La demande de mise en sommeil se réalise également via le Guichet Unique, au moyen du formulaire approprié.
| Type d’arrêt | Durée | Conséquences sur la gestion | Démarche |
|---|---|---|---|
| Fermeture | Indéfinie (définitive) | Radiation, arrêt de cotisations et déclarations | Déclaration via Guichet Unique |
| Radiation | Après 24 mois d’inactivité | Suppression automatisée de l’immatriculation | Automatique, sans démarche |
| Mise en sommeil | 1 an maximum, renouvelable | Suspension temporaire, pas de cotisations ni d’impôts | Formulaire sur Guichet Unique |
Conséquences financières et possibilités de réimmatriculation après cessation
La fermeture d’une auto-entreprise n’implique pas de frais spécifiques de fermeture, elle est ainsi gratuite. Néanmoins, certaines charges comme la Cotisation Foncière des Entreprises ou des cotisations sociales peuvent rester à votre charge selon votre situation et la date d’arrêt.
Une bonne gestion de ces aspects financiers évite tout litige ultérieur avec les administrations fiscales et sociales. L’anticipation des paiements et une déclaration rigoureuse permettent un arrêt propre et serein.

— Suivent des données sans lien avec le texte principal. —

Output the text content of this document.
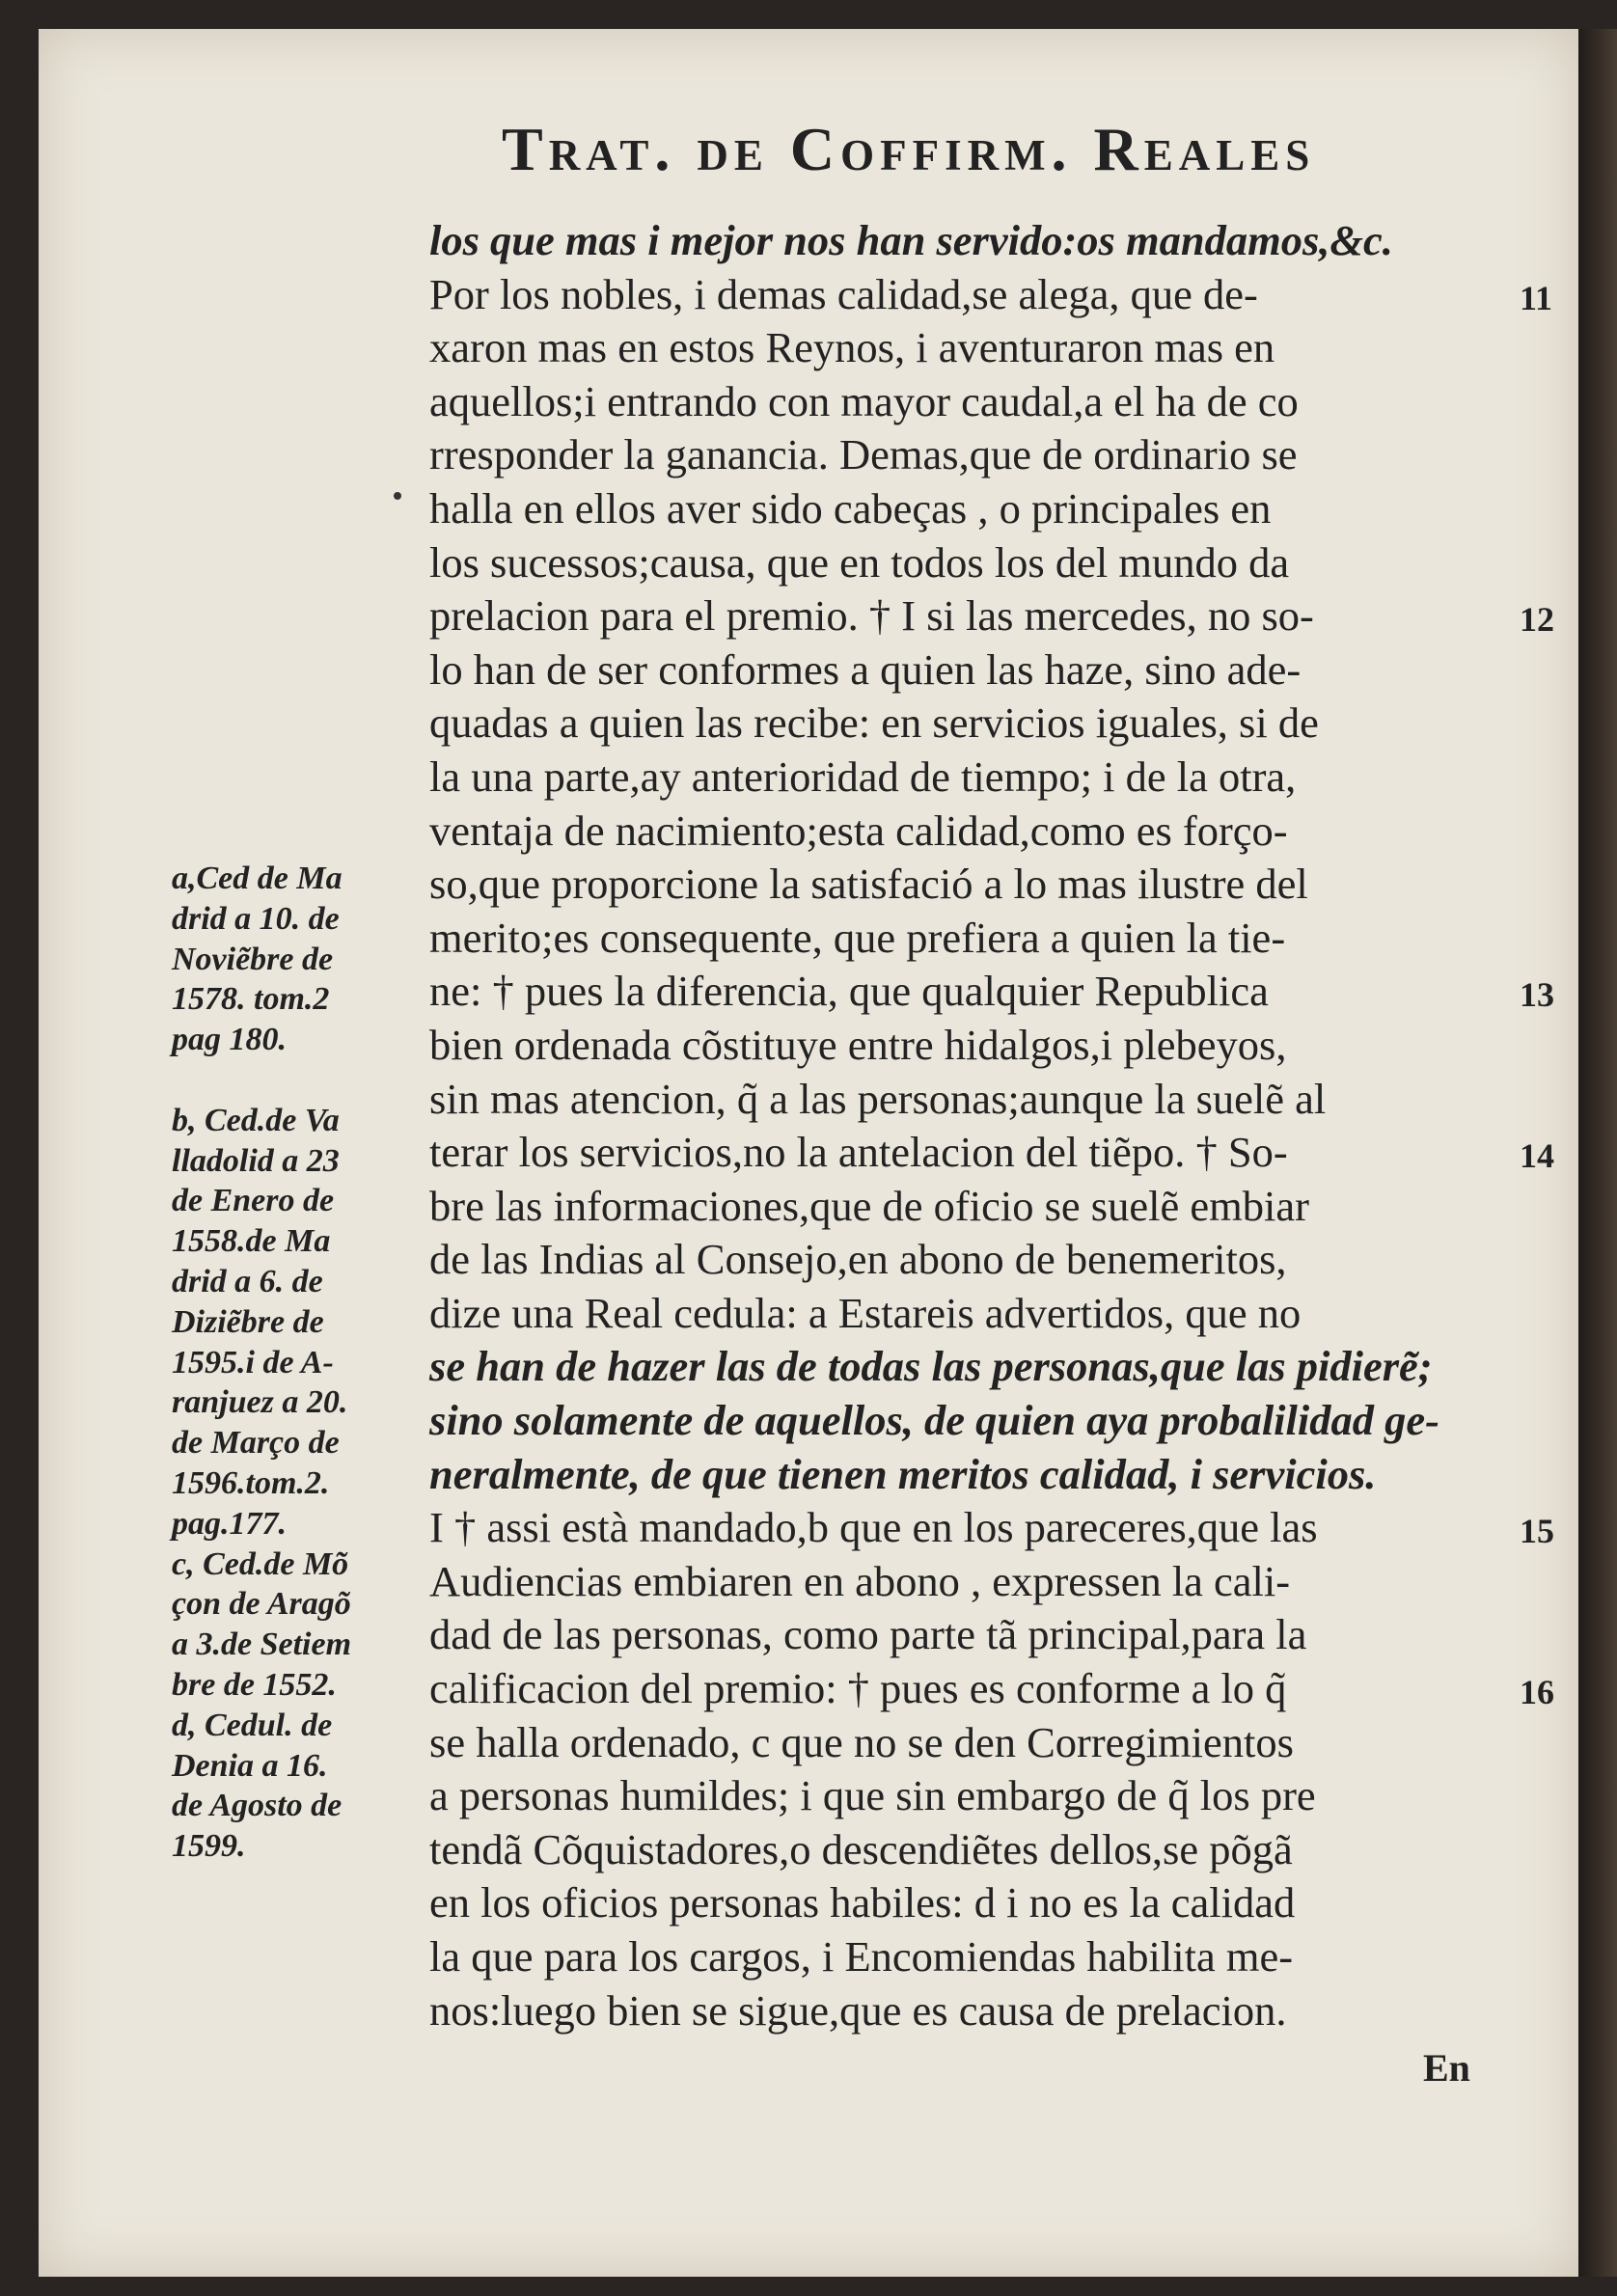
Trat. de Coffirm. Reales
los que mas i mejor nos han servido:os mandamos,&c.
Por los nobles, i demas calidad,se alega, que de-
xaron mas en estos Reynos, i aventuraron mas en
aquellos;i entrando con mayor caudal,a el ha de co
rresponder la ganancia. Demas,que de ordinario se
halla en ellos aver sido cabeças , o principales en
los sucessos;causa, que en todos los del mundo da
prelacion para el premio. † I si las mercedes, no so-
lo han de ser conformes a quien las haze, sino ade-
quadas a quien las recibe: en servicios iguales, si de
la una parte,ay anterioridad de tiempo; i de la otra,
ventaja de nacimiento;esta calidad,como es forço-
so,que proporcione la satisfació a lo mas ilustre del
merito;es consequente, que prefiera a quien la tie-
ne: † pues la diferencia, que qualquier Republica
bien ordenada cõstituye entre hidalgos,i plebeyos,
sin mas atencion, q̃ a las personas;aunque la suelẽ al
terar los servicios,no la antelacion del tiẽpo. † So-
bre las informaciones,que de oficio se suelẽ embiar
de las Indias al Consejo,en abono de benemeritos,
dize una Real cedula: a Estareis advertidos, que no
se han de hazer las de todas las personas,que las pidierẽ;
sino solamente de aquellos, de quien aya probalilidad ge-
neralmente, de que tienen meritos calidad, i servicios.
I † assi està mandado,b que en los pareceres,que las
Audiencias embiaren en abono , expressen la cali-
dad de las personas, como parte tã principal,para la
calificacion del premio: † pues es conforme a lo q̃
se halla ordenado, c que no se den Corregimientos
a personas humildes; i que sin embargo de q̃ los pre
tendã Cõquistadores,o descendiẽtes dellos,se põgã
en los oficios personas habiles: d i no es la calidad
la que para los cargos, i Encomiendas habilita me-
nos:luego bien se sigue,que es causa de prelacion.
11
12
13
14
15
16
a,Ced de Ma
drid a 10. de
Noviẽbre de
1578. tom.2
pag 180.
b, Ced.de Va
lladolid a 23
de Enero de
1558.de Ma
drid a 6. de
Diziẽbre de
1595.i de A-
ranjuez a 20.
de Março de
1596.tom.2.
pag.177.
c, Ced.de Mõ
çon de Aragõ
a 3.de Setiem
bre de 1552.
d, Cedul. de
Denia a 16.
de Agosto de
1599.
En
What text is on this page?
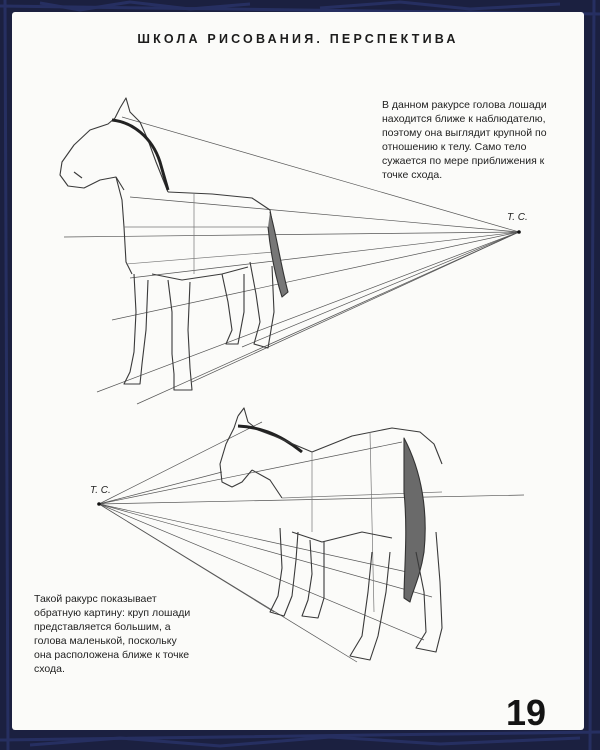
ШКОЛА РИСОВАНИЯ. ПЕРСПЕКТИВА
В данном ракурсе голова лошади находится ближе к наблюдателю, поэтому она выглядит крупной по отношению к телу. Само тело сужается по мере приближения к точке схода.
Т. С.
Т. С.
Такой ракурс показывает обратную картину: круп лошади представляется большим, а голова маленькой, поскольку она расположена ближе к точке схода.
19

Une question fréquemment posée concerne la possibilité de créer une nouvelle auto-entreprise après une fermeture. En 2026, aucune période de carence n’est imposée. Vous pouvez immédiatement ouvrir un nouveau statut d’auto-entrepreneur, avec un nouveau numéro SIRET et une nouvelle immatriculation.
Enfin, il ne faut pas oublier que le dépassement des seuils de chiffre d’affaires ou l’apparition de la TVA ne nécessitent pas une fermeture immédiate, mais imposent une vigilance accrue sur vos déclarations et obligations légales.